An ex-supervisor of mine is a butch dyke lesbo. She was legally married, I suppose she went to Vermont or one of those other liberal communes around the U.S. Though she was morbidly perverse, to her credit, she opened up my eyes and raised my tolerance level towards dykes through her kind heart and generosity. Faggots on the other hand, can go fuck themselves.
Speaking of having supervisors who carry a sexual chip on their shoulder. A current overseer of mine told me a story of a day long ago, in a land far away, where he owned and operated his own bookstore. Well across from the bookstore laid a Yum Yum donuts. Every day he would go in to that Yum Yum donuts and put his mac daddy skills to the test on the owner of the establishment. All of the owners had been of the "english as a second language" variety. Well over the course of 10 years there had been 5 owners. He fucked four in a row and then tried his hand at number five. After a vigorous day of playing basketball with baboons whose arms dangle like the vines from the left field wall at Wrigley. He entered the bakery to peruse the pastries on display. After picking out a "bakers dozen", he noticed that the Guatemalan mamacita was checking out his nether regions. Being the sexual deviant that he is, he pulled out his bookmark of flesh and let it dangle before her like a pubic mistletoe. He then proceeded to the register and paid for his jelly fills, all the while exposing his crispy critter to the guatemalan's delight. (Yet, she made no verbal acknowledgement of it)

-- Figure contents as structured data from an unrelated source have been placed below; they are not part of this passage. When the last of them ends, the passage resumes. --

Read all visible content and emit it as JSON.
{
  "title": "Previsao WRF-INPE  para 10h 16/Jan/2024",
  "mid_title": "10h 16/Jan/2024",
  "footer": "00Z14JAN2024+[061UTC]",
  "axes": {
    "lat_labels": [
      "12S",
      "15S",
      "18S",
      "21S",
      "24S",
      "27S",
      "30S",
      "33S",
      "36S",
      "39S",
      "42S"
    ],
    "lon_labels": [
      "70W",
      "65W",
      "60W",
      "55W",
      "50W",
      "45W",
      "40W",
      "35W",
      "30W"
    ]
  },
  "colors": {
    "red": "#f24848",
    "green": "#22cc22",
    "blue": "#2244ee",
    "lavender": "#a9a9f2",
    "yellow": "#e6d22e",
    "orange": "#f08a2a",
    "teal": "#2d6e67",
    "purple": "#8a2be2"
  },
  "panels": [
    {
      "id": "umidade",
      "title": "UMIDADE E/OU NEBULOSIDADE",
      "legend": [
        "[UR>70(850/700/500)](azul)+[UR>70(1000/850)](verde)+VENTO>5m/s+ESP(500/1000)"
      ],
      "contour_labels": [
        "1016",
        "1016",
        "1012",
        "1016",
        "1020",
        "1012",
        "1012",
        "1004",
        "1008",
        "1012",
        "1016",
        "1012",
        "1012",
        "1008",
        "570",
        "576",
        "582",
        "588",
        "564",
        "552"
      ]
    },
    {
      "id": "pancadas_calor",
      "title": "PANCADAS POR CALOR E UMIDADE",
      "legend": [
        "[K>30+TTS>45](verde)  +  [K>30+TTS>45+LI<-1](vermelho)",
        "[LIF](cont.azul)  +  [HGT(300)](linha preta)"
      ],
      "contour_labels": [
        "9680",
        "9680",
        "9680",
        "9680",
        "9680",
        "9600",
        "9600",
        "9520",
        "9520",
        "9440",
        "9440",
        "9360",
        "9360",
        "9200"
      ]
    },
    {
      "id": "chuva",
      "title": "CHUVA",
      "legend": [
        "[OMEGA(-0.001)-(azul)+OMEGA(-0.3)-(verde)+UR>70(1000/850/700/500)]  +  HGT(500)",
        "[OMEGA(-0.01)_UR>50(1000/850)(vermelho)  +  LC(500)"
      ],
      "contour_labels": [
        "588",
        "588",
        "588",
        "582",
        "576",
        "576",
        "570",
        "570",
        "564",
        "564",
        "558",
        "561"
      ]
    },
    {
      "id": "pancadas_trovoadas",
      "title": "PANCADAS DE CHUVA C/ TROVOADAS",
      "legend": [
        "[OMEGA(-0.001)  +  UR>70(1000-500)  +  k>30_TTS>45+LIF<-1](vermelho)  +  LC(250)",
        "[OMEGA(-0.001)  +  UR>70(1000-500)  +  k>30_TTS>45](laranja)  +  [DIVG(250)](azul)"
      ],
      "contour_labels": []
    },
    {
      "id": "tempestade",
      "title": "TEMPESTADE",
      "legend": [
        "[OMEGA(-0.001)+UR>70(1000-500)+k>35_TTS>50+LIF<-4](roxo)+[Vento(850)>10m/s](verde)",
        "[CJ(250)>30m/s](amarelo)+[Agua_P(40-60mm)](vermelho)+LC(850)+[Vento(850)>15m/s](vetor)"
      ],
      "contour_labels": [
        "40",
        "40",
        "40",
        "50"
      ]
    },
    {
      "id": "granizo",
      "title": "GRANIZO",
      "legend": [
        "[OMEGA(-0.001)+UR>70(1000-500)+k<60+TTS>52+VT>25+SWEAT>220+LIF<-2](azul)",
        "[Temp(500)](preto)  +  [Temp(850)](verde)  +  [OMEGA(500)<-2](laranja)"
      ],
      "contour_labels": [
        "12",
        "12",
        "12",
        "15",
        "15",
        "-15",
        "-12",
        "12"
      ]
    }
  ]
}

24 hours pass, and this predator returns to the donut shop where he pumped many a woman's rising yeast with his lemon cream filling. Upon entry to his domain he asks the owner of the establishment, "So did you like what you seen yesterday". She replies, "Ofcourse I like, why you make me say I like, you know I like!" In a heavily accented Honduran yelp. He then proceeds to take her to the back of the shop and caramelize her flan in an act of afternoon kneeknocking flapsapping.